El encuentro llega en plena tensión con Ucrania, donde Zelenski sospecha que Putin está presionando a Lukashenko para que meta más mano en la guerra, como el amigo que siempre acaba liado en la pelea porque el matón del barrio le ha prometido una cerveza gratis. Xi, por su parte, ha ofrecido ayuda “dentro de sus posibilidades” para el desarrollo de Bielorrusia, lo que en lenguaje diplomático significa “te mando herramientas, pero no esperes que te ayude a montar el mueble”.
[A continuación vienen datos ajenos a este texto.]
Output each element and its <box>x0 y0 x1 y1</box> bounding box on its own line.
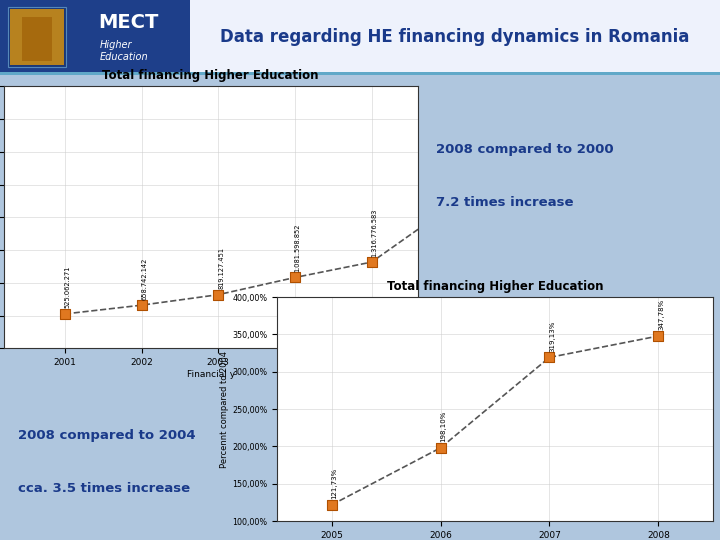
Text: 1.081.598.852: 1.081.598.852 <box>294 224 301 272</box>
Text: 1.316.776.583: 1.316.776.583 <box>372 208 377 256</box>
Bar <box>22 17 52 60</box>
Text: 658.742.142: 658.742.142 <box>141 257 148 300</box>
Point <box>326 501 338 509</box>
Point <box>136 301 148 309</box>
Point <box>435 443 446 452</box>
Text: 819.127.451: 819.127.451 <box>218 247 224 289</box>
Text: 198,10%: 198,10% <box>441 411 446 442</box>
Y-axis label: Percennt compared to 2004: Percennt compared to 2004 <box>220 350 230 468</box>
X-axis label: Financial y: Financial y <box>186 370 235 379</box>
Text: 319,13%: 319,13% <box>549 320 555 352</box>
Point <box>59 309 71 318</box>
Bar <box>0 71 720 75</box>
Title: Total financing Higher Education: Total financing Higher Education <box>102 70 319 83</box>
Text: Higher: Higher <box>100 40 132 50</box>
Text: 347,78%: 347,78% <box>658 299 664 330</box>
Text: 7.2 times increase: 7.2 times increase <box>436 196 573 209</box>
Point <box>212 291 224 299</box>
Point <box>443 204 454 212</box>
Point <box>596 98 608 106</box>
Text: MECT: MECT <box>98 14 158 32</box>
Text: 2008 compared to 2000: 2008 compared to 2000 <box>436 143 613 156</box>
Point <box>544 353 555 362</box>
Text: cca. 3.5 times increase: cca. 3.5 times increase <box>18 482 190 495</box>
Text: 2.142.900.487: 2.142.900.487 <box>0 539 1 540</box>
Point <box>366 258 377 266</box>
Text: 3.452.022.431: 3.452.022.431 <box>0 539 1 540</box>
Text: 3.761.883.442: 3.761.883.442 <box>0 539 1 540</box>
Text: 525.062.271: 525.062.271 <box>65 266 71 308</box>
Text: 121,73%: 121,73% <box>331 468 338 500</box>
Text: Education: Education <box>100 52 148 62</box>
Point <box>652 332 664 340</box>
Bar <box>190 0 720 75</box>
Bar <box>0 0 190 75</box>
Point <box>519 118 531 126</box>
Text: 2008 compared to 2004: 2008 compared to 2004 <box>18 429 196 442</box>
Text: Data regarding HE financing dynamics in Romania: Data regarding HE financing dynamics in … <box>220 28 690 46</box>
Bar <box>10 9 64 65</box>
Bar <box>8 7 66 66</box>
Point <box>289 273 301 282</box>
Title: Total financing Higher Education: Total financing Higher Education <box>387 280 603 293</box>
Las relaciones entre ambos países están en su “punto álgido histórico”, según el propio canal de Telegram de la presidencia bielorrusa, que suena más a grupo de WhatsApp de excompañeros de clase que a comunicado oficial. Lukashenko ha respondido con un “esto es lo que habíamos soñado”, como si estuvieran planeando un viaje a Benidorm en vez de una alianza estratégica.
Al final, China hace de padrino generoso, Bielorrusia de vecino que no quiere problemas pero siempre acaba en la bronca, y Ucrania mirando desde la ventana preguntándose cuándo le tocará el siguiente disgusto. Porque en esta telenovela geopolítica, lo único que está claro es que nadie quiere quedarse sin el mando a distancia cuando empiecen los tiros.